This is the sort of ideological commitment and discipline we see in groups like the old Communist Party in the West, and bears little relation to what Americans think of as conventional political activity. There is certainly nothing about the picture painted by Trager we would call liberal, in the classic sense of that word.

The Brotherhood’s top-down discipline isn’t perfect. In certain instances since the revolution, younger members have been able to influence the group’s direction. But Trager shows why a significant breakaway by supposedly more moderate younger members is highly unlikely.

The Muslim Brotherhood is planning to contest nearly half the seats in the upcoming parliamentary election (through the nominally distinct Freedom and Justice Party), and Trager thinks the Brotherhood is likely to win the “vast majority” of these seats. The Brotherhood has also moved aggressively to ally with–actually, coopt–a select group of secular parties, leaving the Brotherhood likely to emerge as the most powerful force in the new assembly.

Trager also shows that what the Muslim Brotherhood means when they call their goals “moderate” bears little relationship to what Americans mean by that word. The Brotherhood claims that being moderate signifies renouncing violence, denouncing terrorism, and refusing to work with jihadists.
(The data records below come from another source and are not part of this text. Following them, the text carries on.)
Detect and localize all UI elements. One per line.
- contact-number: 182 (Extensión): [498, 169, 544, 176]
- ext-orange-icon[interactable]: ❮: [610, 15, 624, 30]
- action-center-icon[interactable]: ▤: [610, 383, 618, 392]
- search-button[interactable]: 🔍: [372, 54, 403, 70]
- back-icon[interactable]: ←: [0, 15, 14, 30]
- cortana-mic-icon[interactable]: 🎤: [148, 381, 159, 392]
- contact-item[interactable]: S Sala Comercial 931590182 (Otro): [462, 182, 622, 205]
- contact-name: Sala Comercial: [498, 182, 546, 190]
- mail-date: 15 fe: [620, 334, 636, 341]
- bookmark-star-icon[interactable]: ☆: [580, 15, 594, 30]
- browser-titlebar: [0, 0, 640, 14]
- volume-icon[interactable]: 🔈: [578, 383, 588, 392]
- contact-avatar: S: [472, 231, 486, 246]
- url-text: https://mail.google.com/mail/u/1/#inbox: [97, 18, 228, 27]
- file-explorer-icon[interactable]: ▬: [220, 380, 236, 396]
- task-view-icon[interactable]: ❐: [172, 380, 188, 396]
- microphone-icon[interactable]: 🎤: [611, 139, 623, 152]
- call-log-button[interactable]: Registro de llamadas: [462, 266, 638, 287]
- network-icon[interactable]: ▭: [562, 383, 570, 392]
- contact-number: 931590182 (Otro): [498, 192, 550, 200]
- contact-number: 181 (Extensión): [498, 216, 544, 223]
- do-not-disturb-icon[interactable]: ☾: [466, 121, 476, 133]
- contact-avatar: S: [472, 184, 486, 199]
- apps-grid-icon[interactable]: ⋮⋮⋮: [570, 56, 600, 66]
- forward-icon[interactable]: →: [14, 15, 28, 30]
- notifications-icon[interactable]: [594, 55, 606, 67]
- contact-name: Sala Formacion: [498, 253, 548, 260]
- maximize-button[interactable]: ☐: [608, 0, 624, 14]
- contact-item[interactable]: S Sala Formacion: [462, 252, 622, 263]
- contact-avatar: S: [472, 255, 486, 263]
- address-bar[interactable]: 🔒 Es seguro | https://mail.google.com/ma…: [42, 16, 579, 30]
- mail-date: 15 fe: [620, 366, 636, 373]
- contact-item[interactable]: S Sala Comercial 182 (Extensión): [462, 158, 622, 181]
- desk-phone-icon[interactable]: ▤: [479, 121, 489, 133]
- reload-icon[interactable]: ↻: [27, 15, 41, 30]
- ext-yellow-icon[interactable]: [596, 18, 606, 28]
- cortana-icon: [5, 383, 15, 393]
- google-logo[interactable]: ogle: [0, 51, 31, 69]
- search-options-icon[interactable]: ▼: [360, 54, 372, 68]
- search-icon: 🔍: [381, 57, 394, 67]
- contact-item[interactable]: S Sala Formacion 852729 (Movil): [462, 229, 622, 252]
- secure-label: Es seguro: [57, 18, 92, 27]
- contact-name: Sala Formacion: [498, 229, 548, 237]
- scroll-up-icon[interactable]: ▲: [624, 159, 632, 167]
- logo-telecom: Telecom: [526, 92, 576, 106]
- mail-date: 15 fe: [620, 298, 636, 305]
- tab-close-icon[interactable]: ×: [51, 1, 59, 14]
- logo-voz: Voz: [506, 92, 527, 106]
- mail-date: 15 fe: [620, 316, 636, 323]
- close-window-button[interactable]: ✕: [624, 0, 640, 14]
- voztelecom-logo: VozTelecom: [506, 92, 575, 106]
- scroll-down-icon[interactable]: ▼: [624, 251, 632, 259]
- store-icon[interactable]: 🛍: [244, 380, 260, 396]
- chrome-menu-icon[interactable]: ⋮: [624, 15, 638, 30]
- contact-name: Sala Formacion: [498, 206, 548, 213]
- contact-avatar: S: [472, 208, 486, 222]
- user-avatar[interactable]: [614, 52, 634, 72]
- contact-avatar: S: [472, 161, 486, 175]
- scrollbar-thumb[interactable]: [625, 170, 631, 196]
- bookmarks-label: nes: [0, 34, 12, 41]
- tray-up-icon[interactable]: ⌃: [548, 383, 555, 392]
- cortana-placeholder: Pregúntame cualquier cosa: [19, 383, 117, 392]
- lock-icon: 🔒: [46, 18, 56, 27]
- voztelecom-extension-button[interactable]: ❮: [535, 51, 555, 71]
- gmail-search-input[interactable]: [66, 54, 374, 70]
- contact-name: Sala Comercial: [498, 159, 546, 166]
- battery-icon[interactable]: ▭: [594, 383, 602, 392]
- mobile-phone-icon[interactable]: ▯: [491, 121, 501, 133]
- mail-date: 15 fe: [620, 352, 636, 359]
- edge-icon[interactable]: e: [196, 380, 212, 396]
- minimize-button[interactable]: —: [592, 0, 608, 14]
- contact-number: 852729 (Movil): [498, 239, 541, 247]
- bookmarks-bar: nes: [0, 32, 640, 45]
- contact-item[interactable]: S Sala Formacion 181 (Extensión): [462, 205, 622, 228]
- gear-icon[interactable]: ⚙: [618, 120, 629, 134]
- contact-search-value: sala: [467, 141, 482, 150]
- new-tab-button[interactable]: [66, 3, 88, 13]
Yet Trager’s interviews reveal almost universal exceptions to these rules in the minds of Brotherhood members for Israelis, Americans, and Brits, whose countries are considered “gangs that kill children and women and men and destroy houses and fields,” and are thus appropriate targets for violence.

Trager wants the United States to help Egypt’s liberal parties reach the rural masses, in hopes of blunting what he sees as the Brotherhood’s otherwise unstoppable appeal to the religious hinterlands. That seems a wan hope. Even Trager admits that Egypt’s secular political parties are either “too new to be known or too discredited by their cooperation with the previous regime.” He adds: “Concentrated within the small percentage of Internet-using, politically literate Egyptians, their numbers are surprisingly small.”

Realistically, the only force in Egypt capable of keeping the Muslim Brotherhood and the broader Islamist movement in check is the military. Egypt’s military is now engaged in a complicated dance of cooperation and competition with the Brotherhood, outlined capably in another new Foreign Affairs article, “Commanding Democracy in Egypt,” by Jeff Martini and Julie Taylor.

These two articles from the latest issue of Foreign Affairs can be combined with Amr Bargisi’s piece in The Weekly Standard on the rise of an Islamist candidate for Egypt’s president to create a disturbing trilogy. True, Bargisi expresses the hope that stewardship of Egypt’s rapidly deteriorating economic situation may discredit Islamism. Even so, the weakness of Egypt’s secular parties, as well as their seldom reported but very real deficit of authentic liberalism, leaves little hope that a continued Egyptian economic meltdown will somehow produce the liberal renaissance the revolution itself could not.

The more likely scenario is a continuing battle between Egypt’s Islamists and the military, with the West the loser.